The first attempt at implementing the JITD strategy was done by Brando Vitali, the former Director of Logistics, he had proposed that a JITD system would put an end to demand variation and enable their distributors to reduce their inventory on hand, therefore reducing costs, thereby giving them additional service tools at no additional cost. The only thing required would be that the distributors would need to share their sales data, on hand inventory, etc with Barilla who would then be able to forecast and deliver appropriate amounts of products to the distributors in a Just-In-Time approach. Meaning inventory should be arriving at their warehouse at the appropriate time to effectively meet the demand of their customers. However, change is not easy to implement with companies that have been around a long time and are used to one way of doing things. In fact, Marconi initially was warm to the idea on the first try, however once the idea started to move through the company, resistance started bubbling to the surface. At the end, the objections continued to pile on and Marconi would only agree to sell the information that Barilla would need, and they would continue to make all decisions on replenishments and when the product would be coming in to the warehouse.

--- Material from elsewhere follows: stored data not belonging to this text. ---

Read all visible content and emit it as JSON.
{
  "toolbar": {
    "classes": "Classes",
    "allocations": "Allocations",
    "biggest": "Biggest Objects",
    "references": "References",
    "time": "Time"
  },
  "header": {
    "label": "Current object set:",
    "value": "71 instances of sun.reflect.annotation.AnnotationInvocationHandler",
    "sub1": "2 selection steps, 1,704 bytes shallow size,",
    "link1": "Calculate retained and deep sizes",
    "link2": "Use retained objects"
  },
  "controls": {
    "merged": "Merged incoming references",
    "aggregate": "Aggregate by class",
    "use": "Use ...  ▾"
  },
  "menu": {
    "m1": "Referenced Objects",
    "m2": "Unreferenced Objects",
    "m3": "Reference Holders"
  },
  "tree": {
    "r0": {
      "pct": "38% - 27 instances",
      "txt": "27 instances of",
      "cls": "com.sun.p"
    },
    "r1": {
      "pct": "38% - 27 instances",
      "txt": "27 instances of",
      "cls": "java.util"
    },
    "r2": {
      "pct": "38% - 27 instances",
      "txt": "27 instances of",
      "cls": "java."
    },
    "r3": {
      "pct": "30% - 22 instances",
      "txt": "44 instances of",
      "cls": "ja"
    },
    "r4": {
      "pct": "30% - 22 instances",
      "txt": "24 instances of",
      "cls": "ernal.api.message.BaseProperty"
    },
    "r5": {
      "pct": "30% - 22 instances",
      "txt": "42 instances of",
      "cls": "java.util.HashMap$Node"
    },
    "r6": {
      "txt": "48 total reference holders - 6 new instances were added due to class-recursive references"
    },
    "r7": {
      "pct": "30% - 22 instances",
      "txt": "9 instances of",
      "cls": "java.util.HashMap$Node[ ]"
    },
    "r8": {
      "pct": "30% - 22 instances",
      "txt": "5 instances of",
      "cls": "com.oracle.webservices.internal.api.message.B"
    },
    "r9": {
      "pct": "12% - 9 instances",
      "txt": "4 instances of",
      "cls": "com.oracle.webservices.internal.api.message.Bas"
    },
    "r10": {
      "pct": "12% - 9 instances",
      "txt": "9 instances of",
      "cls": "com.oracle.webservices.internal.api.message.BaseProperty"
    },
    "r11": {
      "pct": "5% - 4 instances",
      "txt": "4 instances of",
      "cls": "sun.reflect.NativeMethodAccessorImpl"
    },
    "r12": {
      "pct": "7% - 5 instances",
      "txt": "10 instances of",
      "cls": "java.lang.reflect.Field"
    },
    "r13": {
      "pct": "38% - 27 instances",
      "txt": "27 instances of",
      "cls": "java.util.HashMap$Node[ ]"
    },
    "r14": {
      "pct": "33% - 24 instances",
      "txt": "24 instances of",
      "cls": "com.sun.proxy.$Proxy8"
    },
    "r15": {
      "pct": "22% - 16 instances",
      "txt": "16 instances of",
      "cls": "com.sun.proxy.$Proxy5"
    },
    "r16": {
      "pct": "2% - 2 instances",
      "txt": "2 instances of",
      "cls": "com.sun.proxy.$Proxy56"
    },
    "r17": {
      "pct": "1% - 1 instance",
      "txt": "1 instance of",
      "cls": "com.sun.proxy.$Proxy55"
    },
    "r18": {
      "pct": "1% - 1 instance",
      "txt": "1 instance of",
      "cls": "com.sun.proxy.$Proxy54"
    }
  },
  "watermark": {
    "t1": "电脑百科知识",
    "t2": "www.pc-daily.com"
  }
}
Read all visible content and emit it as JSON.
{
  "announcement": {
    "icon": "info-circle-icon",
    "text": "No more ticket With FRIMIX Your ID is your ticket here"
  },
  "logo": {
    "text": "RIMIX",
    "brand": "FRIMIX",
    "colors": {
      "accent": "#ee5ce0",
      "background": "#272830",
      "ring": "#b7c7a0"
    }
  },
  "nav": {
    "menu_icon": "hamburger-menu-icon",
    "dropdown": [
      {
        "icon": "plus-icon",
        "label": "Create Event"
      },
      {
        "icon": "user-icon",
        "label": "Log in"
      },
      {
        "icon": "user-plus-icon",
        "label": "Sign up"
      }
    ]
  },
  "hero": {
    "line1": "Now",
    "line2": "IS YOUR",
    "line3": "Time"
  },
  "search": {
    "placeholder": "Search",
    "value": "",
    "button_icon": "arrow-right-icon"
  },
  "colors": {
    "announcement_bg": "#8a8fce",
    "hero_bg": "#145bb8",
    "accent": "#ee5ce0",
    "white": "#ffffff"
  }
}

After examining the situation and reading through the challenges outlined by both Barilla and their distribution network, the recommendation would be to once again attempt to implement the JITD system. This system will work as it’s based on Barilla’s information that is shared by their distributors when determining their production schedule instead of relying on distributor orders to drive production. The Just-In-Time Distribution system will also alleviate other issues within Barilla such as decreasing costs in manufacturing, inventory, and distribution as they will be using objective data to plan out production runs. This will also allow distributors to reduce their inventory and reduce stock outs as inventory will arrive at the same time it will be needed. In addition to cost reduction and better production planning, a JITD implementation would increase a distributor’s need for Barilla product and should result in a better working relationship between the two parties.
Once the system is in place, it will be closely monitored to ensure its success, co-operation between Barilla and their distributors will be the key to it succeeding.
Issue Identification
The underlying issue is that Barilla is facing increasing costs revolving around the requirement to react to their ever changing demand from week to week of product. Sales data in the 1980’s would simply be not easy to obtain due to technological disadvantages over today. Reacting to market demand for inventory would be near impossible in an efficient manner. Due to the fluctuating inventory needs resulting from the distributor’s weekly variations (See attached Exhibit 12 from Barilla SpA Case Study), Barilla finds they have to build up a huge inventory or suffer a low fill rate, neither of which is acceptable or profitable. There is several reasons for the demand fluctuating as much as it does, and will be outlined below to identify the main causes.
Forecasting - Without a doubt, the largest issue facing Barilla right now, as distributors have mainly been using physical count methods to determine what they should be ordering, this can cause manufacturing and logistics nightmares for Barilla. With no available POS figures at the customers site, lack of actual sales forecasting from distributors, and no accounting system in place, Barilla are at the mercy of the person doing the counts, which may or may not be accurate at the time but only gives one small piece of the forecasting puzzle.